09.08.2020 - 12:33 Uhr
SchwarzenfeldOberpfalz

Bildungsprogramm trotz Corona

Die Ortsbäuerinnen lassen sich nicht unterkriegen. Gemeinsam mit dem Bauernverband planen sie in Schwarzenfeld ein Bildungsprogramm für den Kreisverband, Corona hin oder her.

BBV-Kreisgeschäftsführer Josef Wittmann (links) besprach mit den Ortsbäuerinnen das Bildungsprogramm unter erschwerten Bedingungen.
von Rudolf Hirsch (RHI)Profil

„Wir werfen die Flinte nicht gleich ins Korn“, ermutigte Sabine Schindler die Ortsbäuerinnen bei einer Versammlung am Donnerstag im Saal der Miesberggaststätte. Die Kreisbäuerin will den Rahmen nutzen, der ihr in der Corona-Krise bleibt.

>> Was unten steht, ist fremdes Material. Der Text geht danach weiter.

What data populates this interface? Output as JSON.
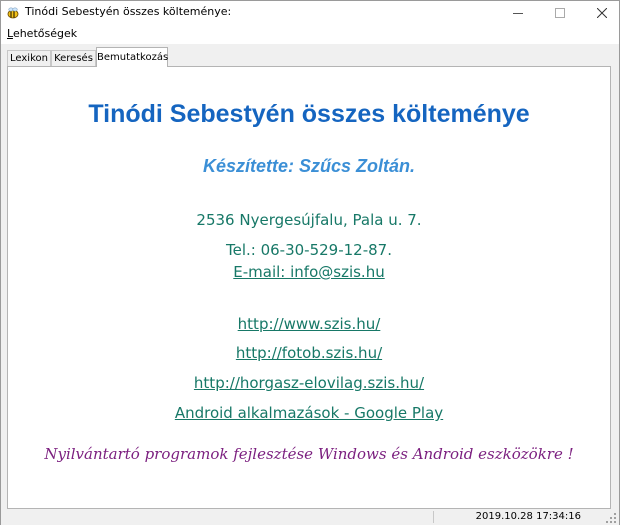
{
  "window": {
    "title": "Tinódi Sebestyén összes költeménye:",
    "icon": "bee-icon"
  },
  "menu": {
    "items": [
      {
        "label_underlined": "L",
        "label_rest": "ehetőségek"
      }
    ]
  },
  "tabs": [
    {
      "label": "Lexikon",
      "active": false
    },
    {
      "label": "Keresés",
      "active": false
    },
    {
      "label": "Bemutatkozás",
      "active": true
    }
  ],
  "intro": {
    "heading": "Tinódi Sebestyén összes költeménye",
    "author": "Készítette: Szűcs Zoltán.",
    "address": "2536 Nyergesújfalu, Pala u. 7.",
    "phone": "Tel.: 06-30-529-12-87.",
    "email": "E-mail: info@szis.hu",
    "links": [
      "http://www.szis.hu/",
      "http://fotob.szis.hu/",
      "http://horgasz-elovilag.szis.hu/",
      "Android alkalmazások - Google Play "
    ],
    "tagline": "Nyilvántartó programok fejlesztése Windows és Android eszközökre !"
  },
  "status": {
    "timestamp": "2019.10.28 17:34:16"
  },
  "colors": {
    "heading": "#1565c0",
    "author": "#3b8fd6",
    "contact": "#177867",
    "tagline": "#7b1f7f"
  }
}
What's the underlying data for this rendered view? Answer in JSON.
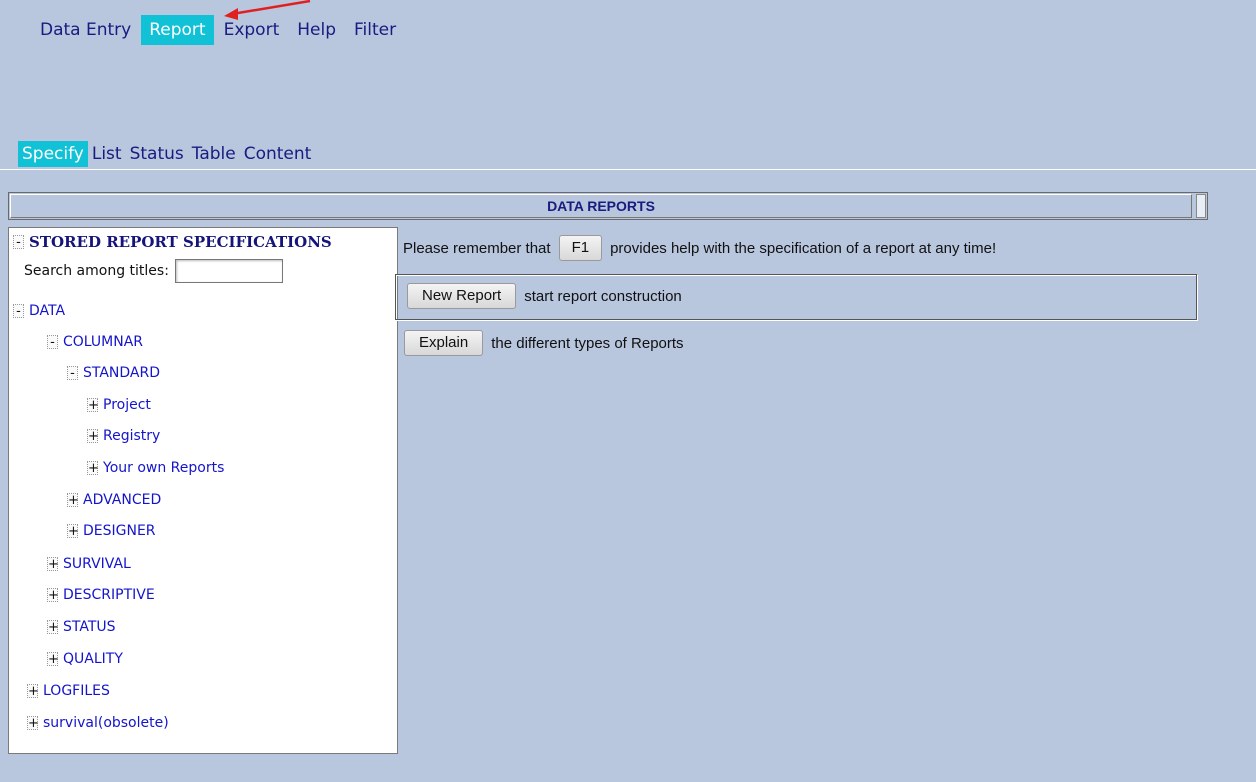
{
  "top_menu": {
    "items": [
      {
        "label": "Data Entry"
      },
      {
        "label": "Report"
      },
      {
        "label": "Export"
      },
      {
        "label": "Help"
      },
      {
        "label": "Filter"
      }
    ],
    "active": "Report"
  },
  "sub_menu": {
    "items": [
      {
        "label": "Specify"
      },
      {
        "label": "List"
      },
      {
        "label": "Status"
      },
      {
        "label": "Table"
      },
      {
        "label": "Content"
      }
    ],
    "active": "Specify"
  },
  "banner": {
    "title": "DATA REPORTS"
  },
  "left_panel": {
    "title": "STORED REPORT SPECIFICATIONS",
    "title_toggle": "-",
    "search_label": "Search among titles:",
    "search_value": "",
    "tree": [
      {
        "label": "DATA",
        "toggle": "-"
      },
      {
        "label": "COLUMNAR",
        "toggle": "-"
      },
      {
        "label": "STANDARD",
        "toggle": "-"
      },
      {
        "label": "Project",
        "toggle": "+"
      },
      {
        "label": "Registry",
        "toggle": "+"
      },
      {
        "label": "Your own Reports",
        "toggle": "+"
      },
      {
        "label": "ADVANCED",
        "toggle": "+"
      },
      {
        "label": "DESIGNER",
        "toggle": "+"
      },
      {
        "label": "SURVIVAL",
        "toggle": "+"
      },
      {
        "label": "DESCRIPTIVE",
        "toggle": "+"
      },
      {
        "label": "STATUS",
        "toggle": "+"
      },
      {
        "label": "QUALITY",
        "toggle": "+"
      },
      {
        "label": "LOGFILES",
        "toggle": "+"
      },
      {
        "label": "survival(obsolete)",
        "toggle": "+"
      }
    ]
  },
  "main": {
    "reminder_before": "Please remember that",
    "f1_button": "F1",
    "reminder_after": "provides help with the specification of a report at any time!",
    "new_report_button": "New Report",
    "new_report_text": "start report construction",
    "explain_button": "Explain",
    "explain_text": "the different types of Reports"
  },
  "colors": {
    "background": "#b8c6de",
    "active_tab": "#11c2d6",
    "link": "#1414cc",
    "annotation_arrow": "#e02020"
  }
}
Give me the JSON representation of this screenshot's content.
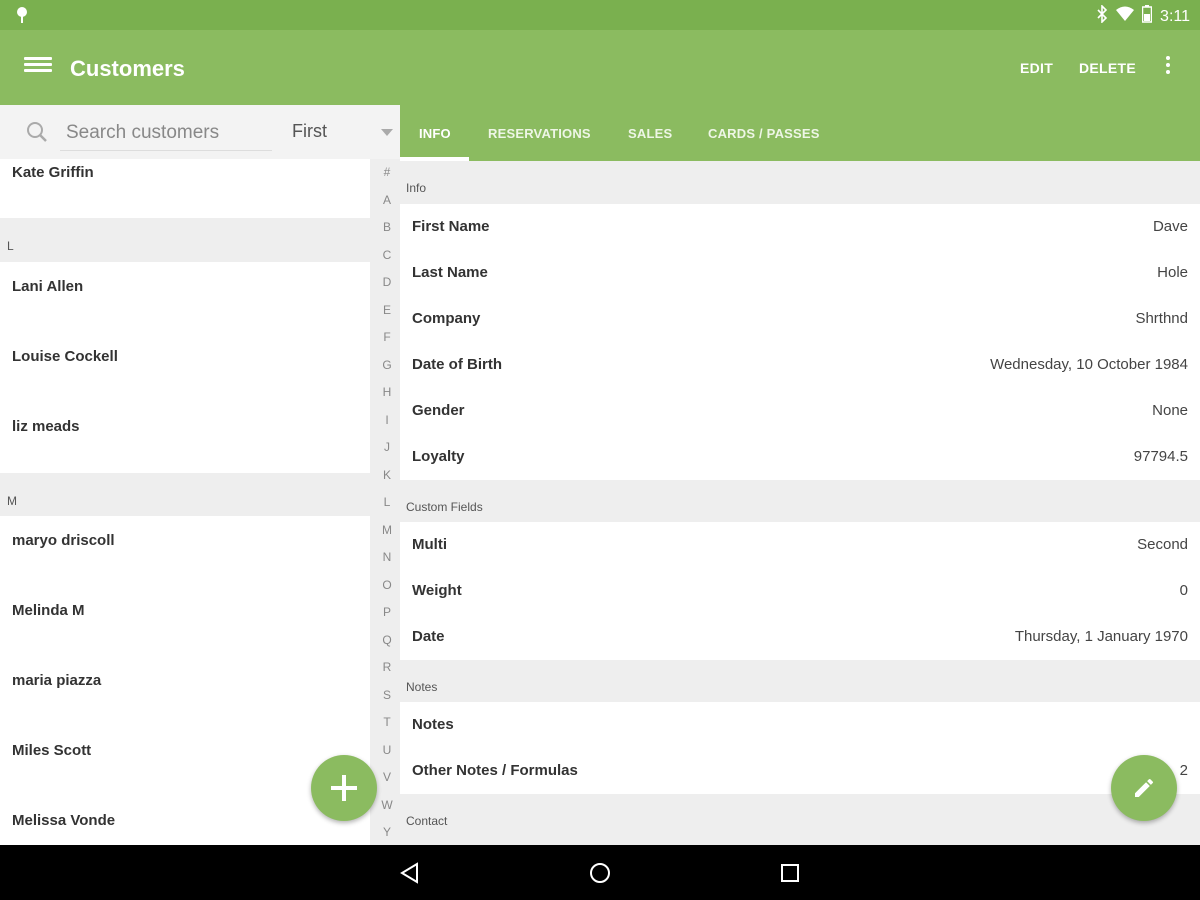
{
  "status_bar": {
    "time": "3:11"
  },
  "app_bar": {
    "title": "Customers",
    "edit_label": "EDIT",
    "delete_label": "DELETE"
  },
  "search": {
    "placeholder": "Search customers",
    "sort_value": "First"
  },
  "customer_list": {
    "partial_top": "Kate Griffin",
    "sections": [
      {
        "letter": "L",
        "names": [
          "Lani Allen",
          "Louise Cockell",
          "liz meads"
        ]
      },
      {
        "letter": "M",
        "names": [
          "maryo driscoll",
          "Melinda M",
          "maria piazza",
          "Miles Scott",
          "Melissa Vonde"
        ]
      }
    ]
  },
  "alphabet_index": [
    "#",
    "A",
    "B",
    "C",
    "D",
    "E",
    "F",
    "G",
    "H",
    "I",
    "J",
    "K",
    "L",
    "M",
    "N",
    "O",
    "P",
    "Q",
    "R",
    "S",
    "T",
    "U",
    "V",
    "W",
    "Y"
  ],
  "tabs": [
    "INFO",
    "RESERVATIONS",
    "SALES",
    "CARDS / PASSES"
  ],
  "active_tab": "INFO",
  "detail": {
    "info": {
      "header": "Info",
      "fields": [
        {
          "label": "First Name",
          "value": "Dave"
        },
        {
          "label": "Last Name",
          "value": "Hole"
        },
        {
          "label": "Company",
          "value": "Shrthnd"
        },
        {
          "label": "Date of Birth",
          "value": "Wednesday, 10 October 1984"
        },
        {
          "label": "Gender",
          "value": "None"
        },
        {
          "label": "Loyalty",
          "value": "97794.5"
        }
      ]
    },
    "custom": {
      "header": "Custom Fields",
      "fields": [
        {
          "label": "Multi",
          "value": "Second"
        },
        {
          "label": "Weight",
          "value": "0"
        },
        {
          "label": "Date",
          "value": "Thursday, 1 January 1970"
        }
      ]
    },
    "notes": {
      "header": "Notes",
      "fields": [
        {
          "label": "Notes",
          "value": ""
        },
        {
          "label": "Other Notes / Formulas",
          "value": "2"
        }
      ]
    },
    "contact": {
      "header": "Contact"
    }
  },
  "colors": {
    "status_bar": "#7ab04f",
    "primary": "#8bbb60",
    "background": "#eeeeee",
    "nav_bar": "#000000"
  },
  "icons": [
    "location-pin-icon",
    "bluetooth-icon",
    "wifi-icon",
    "battery-icon",
    "menu-icon",
    "more-vert-icon",
    "search-icon",
    "dropdown-caret-icon",
    "plus-icon",
    "pencil-icon",
    "back-icon",
    "home-icon",
    "recents-icon"
  ]
}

Die Teilnehmerzahl war begrenzt. Die 40 Bäuerinnen beachteten die Hygienevorschriften und verteilten sich auf Einzeltische. „Wie bei einer Prüfung“, schmunzelte BBV-Geschäftsführer Josef Wittmann beim Blick in die Runde. Statt „Prüfungsblätter“ servierte er ihnen „Salatblätter-Variationen“. Bei einem „Arbeitsessen“ besprachen die Teilnehmerinnen das Bildungsprogramm für die Herbst- und Wintermonate und kamen überein, keine Veranstaltungen auf Ortsebene anzubieten, sondern sie auf Kreisebene auszuweiten. Schwerpunkte sollen die Themen „Haushalt, Gesundheit, Kultur und Digitalisierung“ sein.

Die Vertreterin des Landwirtschaftsamtes Nabburg, Annemarie Frank, informierte über die geplante Neuausrichtung der bayerischen Landwirtschaftsämter, von der auch der Standort Nabburg betroffen sei. Allerdings nicht der Bereich „Hauswirtschaft“, der im bisherigen Umfang aufrechterhalten bleibe und weiter Kurse und Lehrgänge anbiete. Der Vertreter des „Sozialversicherungsträgers Landwirtschaft, Forstwirtschaft und Gartenbau“ (SVLFG), Anton Zizler, warnte die Bäuerinnen, in dieser Trockenzeit alleine in den Wald zu gehen. Herabbrechende dürre Äste könnten zur Gefahr werden. „Es kommt immer wieder zu schweren, ja tödlichen Unfällen“, sagte der Referent und mahnte die Frauen zur Einhaltung der Sicherheitsvorschriften.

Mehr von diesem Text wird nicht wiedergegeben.